But regardless, in only two weeks time the workers managed to pull the impossible and set up a full functioning organ in a family home. Since there were 2000 pipes to install and only so much space to instal them, some rooms became a led and aluminum jungle, holding the largest pipes. The smaller ones were scattered all throughout the house; bolted to the walls, the ceiling, sticking out from the floor in the middle of the room, replacing flower pots and other decoration in the corners, hung over the windows instead of curtains, replacing radiators, filling the whole basement and attic and even decorating parts of the roof. 

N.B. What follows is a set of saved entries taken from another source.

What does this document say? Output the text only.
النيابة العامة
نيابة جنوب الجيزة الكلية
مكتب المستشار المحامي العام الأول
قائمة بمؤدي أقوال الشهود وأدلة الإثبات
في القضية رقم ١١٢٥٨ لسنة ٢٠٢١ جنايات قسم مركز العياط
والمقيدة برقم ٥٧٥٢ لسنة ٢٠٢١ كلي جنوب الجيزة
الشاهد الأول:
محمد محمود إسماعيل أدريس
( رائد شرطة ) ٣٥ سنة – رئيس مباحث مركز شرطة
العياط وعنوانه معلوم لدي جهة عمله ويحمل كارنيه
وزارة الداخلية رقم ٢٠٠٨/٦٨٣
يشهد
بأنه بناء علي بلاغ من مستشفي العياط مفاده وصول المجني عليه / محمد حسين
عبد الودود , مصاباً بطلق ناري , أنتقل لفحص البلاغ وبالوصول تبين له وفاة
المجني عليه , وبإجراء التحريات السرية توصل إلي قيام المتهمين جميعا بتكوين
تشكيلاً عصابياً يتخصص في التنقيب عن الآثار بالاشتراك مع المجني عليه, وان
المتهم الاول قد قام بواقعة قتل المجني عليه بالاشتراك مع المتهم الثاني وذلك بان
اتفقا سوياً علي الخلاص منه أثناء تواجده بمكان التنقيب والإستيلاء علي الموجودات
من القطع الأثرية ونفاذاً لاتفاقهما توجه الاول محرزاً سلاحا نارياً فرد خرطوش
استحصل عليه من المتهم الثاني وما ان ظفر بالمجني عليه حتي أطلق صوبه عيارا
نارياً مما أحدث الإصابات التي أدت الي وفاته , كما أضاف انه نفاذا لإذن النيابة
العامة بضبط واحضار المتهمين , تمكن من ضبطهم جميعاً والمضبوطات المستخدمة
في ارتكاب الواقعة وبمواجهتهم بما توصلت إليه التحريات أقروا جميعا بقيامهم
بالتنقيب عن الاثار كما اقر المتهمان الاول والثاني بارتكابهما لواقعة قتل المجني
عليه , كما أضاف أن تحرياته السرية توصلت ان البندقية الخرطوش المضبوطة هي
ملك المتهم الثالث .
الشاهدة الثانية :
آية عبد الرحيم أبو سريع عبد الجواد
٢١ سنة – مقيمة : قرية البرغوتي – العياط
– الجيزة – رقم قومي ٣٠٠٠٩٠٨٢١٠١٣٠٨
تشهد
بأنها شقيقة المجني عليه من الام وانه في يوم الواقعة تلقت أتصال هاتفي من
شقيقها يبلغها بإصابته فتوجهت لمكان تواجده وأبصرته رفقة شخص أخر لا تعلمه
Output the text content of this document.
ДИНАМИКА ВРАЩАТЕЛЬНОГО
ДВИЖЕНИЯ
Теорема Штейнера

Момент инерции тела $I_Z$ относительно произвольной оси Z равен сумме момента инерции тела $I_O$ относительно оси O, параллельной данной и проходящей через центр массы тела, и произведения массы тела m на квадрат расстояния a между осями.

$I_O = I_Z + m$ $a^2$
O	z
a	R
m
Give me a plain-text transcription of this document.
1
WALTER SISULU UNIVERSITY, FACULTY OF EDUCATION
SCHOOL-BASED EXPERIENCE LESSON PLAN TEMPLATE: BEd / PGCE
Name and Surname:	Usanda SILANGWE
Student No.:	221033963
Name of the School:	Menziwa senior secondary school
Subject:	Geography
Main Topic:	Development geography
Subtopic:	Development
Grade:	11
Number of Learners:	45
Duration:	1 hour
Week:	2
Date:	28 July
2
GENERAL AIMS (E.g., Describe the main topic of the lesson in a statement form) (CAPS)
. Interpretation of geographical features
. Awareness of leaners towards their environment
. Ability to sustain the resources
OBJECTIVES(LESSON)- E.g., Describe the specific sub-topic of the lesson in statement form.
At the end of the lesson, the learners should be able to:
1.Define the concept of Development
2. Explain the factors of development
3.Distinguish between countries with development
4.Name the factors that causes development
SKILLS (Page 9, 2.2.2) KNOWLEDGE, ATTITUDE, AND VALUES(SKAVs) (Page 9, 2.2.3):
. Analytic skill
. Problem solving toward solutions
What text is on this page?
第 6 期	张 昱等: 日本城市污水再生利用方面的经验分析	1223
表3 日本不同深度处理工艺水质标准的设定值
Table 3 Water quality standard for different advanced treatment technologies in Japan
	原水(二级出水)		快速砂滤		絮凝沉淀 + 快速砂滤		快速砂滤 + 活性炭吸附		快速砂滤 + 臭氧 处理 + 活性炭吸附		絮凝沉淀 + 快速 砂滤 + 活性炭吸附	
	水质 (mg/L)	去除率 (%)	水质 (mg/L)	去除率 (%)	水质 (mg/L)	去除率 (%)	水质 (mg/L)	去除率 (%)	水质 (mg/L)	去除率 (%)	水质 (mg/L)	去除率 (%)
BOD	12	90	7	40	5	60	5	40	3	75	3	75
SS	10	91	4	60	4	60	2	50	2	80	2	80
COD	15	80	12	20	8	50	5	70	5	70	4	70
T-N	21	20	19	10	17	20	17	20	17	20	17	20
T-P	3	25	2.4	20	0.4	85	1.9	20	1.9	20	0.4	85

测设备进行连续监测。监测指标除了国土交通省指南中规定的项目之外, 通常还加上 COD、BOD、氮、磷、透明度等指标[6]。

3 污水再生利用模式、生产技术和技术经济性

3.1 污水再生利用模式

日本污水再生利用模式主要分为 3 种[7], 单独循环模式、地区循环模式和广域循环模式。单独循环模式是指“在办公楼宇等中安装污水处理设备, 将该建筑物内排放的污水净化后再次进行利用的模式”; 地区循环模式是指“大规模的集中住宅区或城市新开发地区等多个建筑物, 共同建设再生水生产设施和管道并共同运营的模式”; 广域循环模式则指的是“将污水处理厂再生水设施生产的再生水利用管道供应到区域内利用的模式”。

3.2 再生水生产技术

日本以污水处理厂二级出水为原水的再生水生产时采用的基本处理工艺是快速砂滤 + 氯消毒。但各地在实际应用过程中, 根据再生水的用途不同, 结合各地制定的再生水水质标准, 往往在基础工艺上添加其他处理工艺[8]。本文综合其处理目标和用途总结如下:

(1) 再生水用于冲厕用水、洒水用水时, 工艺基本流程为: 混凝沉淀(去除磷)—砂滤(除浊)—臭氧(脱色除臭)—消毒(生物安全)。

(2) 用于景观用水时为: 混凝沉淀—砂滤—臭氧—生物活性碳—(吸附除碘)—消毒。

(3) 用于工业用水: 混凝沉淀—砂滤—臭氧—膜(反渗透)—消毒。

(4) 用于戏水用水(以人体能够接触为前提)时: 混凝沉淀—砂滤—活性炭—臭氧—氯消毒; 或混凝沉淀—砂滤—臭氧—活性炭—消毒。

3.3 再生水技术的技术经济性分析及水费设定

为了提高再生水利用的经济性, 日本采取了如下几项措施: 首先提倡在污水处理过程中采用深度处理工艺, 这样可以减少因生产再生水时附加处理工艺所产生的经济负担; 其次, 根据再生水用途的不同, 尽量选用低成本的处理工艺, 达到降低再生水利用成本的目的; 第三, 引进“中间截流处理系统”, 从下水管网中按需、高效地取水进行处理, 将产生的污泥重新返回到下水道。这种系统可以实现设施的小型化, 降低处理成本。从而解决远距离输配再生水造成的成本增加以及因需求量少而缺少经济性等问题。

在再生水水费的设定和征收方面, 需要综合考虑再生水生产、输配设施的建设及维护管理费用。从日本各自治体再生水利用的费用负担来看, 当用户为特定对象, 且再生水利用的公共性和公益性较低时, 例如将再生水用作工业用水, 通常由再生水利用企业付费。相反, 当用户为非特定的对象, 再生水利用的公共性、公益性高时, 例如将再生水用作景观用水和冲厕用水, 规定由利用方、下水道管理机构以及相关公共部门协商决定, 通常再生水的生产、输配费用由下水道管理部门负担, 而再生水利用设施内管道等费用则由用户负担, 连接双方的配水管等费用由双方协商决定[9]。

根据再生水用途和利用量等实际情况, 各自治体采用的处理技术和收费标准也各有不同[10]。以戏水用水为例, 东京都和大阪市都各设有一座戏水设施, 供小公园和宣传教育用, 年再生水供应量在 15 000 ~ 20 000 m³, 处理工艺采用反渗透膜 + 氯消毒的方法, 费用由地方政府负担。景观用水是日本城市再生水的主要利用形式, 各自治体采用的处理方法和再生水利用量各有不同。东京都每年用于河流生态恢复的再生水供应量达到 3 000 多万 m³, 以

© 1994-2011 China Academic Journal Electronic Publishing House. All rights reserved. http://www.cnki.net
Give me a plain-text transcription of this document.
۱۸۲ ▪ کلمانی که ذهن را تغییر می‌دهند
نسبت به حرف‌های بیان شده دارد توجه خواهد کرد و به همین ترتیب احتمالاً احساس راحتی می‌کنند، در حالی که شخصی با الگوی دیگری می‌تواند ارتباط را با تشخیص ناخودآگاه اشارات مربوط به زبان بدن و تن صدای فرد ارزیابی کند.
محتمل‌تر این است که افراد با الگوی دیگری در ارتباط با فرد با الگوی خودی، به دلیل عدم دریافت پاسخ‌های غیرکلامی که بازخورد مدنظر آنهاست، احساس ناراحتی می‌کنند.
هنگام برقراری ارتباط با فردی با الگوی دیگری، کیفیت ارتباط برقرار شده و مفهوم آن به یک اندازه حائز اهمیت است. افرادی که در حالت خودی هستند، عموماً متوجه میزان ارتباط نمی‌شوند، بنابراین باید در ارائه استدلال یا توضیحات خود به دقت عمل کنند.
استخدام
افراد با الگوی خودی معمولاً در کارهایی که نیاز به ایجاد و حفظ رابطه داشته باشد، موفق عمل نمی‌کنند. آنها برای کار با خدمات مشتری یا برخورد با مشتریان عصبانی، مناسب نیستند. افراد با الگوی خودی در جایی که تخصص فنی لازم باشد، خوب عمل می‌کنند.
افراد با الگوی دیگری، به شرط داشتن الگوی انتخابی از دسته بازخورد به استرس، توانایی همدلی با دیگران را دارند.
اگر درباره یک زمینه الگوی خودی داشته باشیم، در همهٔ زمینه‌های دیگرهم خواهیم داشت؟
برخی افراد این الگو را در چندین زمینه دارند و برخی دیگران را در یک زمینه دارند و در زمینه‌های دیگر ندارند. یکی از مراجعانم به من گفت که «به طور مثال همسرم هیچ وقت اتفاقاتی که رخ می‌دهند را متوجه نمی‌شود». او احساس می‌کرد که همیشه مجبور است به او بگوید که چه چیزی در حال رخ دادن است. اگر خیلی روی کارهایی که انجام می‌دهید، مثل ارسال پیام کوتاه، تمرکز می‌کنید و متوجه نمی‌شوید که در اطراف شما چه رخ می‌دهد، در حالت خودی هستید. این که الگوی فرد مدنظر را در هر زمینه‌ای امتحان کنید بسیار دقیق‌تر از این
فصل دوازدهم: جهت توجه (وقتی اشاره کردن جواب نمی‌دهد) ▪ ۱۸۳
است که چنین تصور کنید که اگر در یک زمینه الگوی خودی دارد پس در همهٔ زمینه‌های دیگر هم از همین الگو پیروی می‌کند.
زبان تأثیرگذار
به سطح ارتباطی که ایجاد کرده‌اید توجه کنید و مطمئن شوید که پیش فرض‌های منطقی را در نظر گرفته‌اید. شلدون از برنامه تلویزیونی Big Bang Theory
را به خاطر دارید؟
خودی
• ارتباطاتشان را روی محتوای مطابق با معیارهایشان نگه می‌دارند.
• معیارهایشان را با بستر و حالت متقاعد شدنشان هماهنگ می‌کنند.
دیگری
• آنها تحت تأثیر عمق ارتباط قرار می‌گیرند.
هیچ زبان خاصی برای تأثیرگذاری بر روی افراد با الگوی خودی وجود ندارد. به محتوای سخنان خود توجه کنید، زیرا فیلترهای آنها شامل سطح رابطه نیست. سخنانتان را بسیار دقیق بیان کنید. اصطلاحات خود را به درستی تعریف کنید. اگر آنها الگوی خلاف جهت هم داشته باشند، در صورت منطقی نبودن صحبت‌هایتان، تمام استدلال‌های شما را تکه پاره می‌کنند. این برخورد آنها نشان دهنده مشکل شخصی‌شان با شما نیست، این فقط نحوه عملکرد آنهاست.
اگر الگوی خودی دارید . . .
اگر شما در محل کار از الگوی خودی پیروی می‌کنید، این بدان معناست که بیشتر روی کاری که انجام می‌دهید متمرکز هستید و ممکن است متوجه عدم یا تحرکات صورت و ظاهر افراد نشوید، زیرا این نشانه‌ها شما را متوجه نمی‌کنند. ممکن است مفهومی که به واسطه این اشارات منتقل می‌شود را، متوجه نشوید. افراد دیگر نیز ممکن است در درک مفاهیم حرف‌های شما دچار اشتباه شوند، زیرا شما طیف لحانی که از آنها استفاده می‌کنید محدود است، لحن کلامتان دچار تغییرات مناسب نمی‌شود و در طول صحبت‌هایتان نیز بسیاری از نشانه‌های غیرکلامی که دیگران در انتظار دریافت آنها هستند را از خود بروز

The hardest thing to pull off was to provide the air supply to each individual pipe. A lot of holes had to be drilled into the walls, floor and ceiling and a lot of PVC pipes pulled all throughout the house. A powerful compressor was installed in the basement to provide for air pressure through the PVC pipes and everything was connected to the organ console, which was set up in the middle of the living room.

Essentially, the whole house became one giant instrument.

And it sounded like one too. At first there was some tuning to be done, but the workers had a lot of experience, having installed organs in churches and chapels before; and now in a home as well.

The first few days were the hardest for the neighbourhood. Jeff had to get used to the unfamiliar playing technique of the organ, and it was quite painful to the ear. But soon, to Mariane’s amazement, Jeff got the hang of it. Not just that, he learned quickly. Like he’d been practicing before…

Pretty soon the whole neighbourhood echoed in the joyfull, furious, complex and grand sounds of the church organ, played under Jeff’s skillful fingers. The whole house shook and trembled with vibration. All the mice and termites and wasps were forced out of the house. Now and then a PVC pipe seal would break from the pressure or one of the metal pipes would get loose. Sometimes the kids would stuff things into the pipes and clog them, and Jeff had to fix everything.

The complaints from the neighbours were endless, his wife and kids and dog and guinea pig were slowly going mad from the constant bombardment of sound, but Jeff was having a blast.

And before long, their house got on the internet.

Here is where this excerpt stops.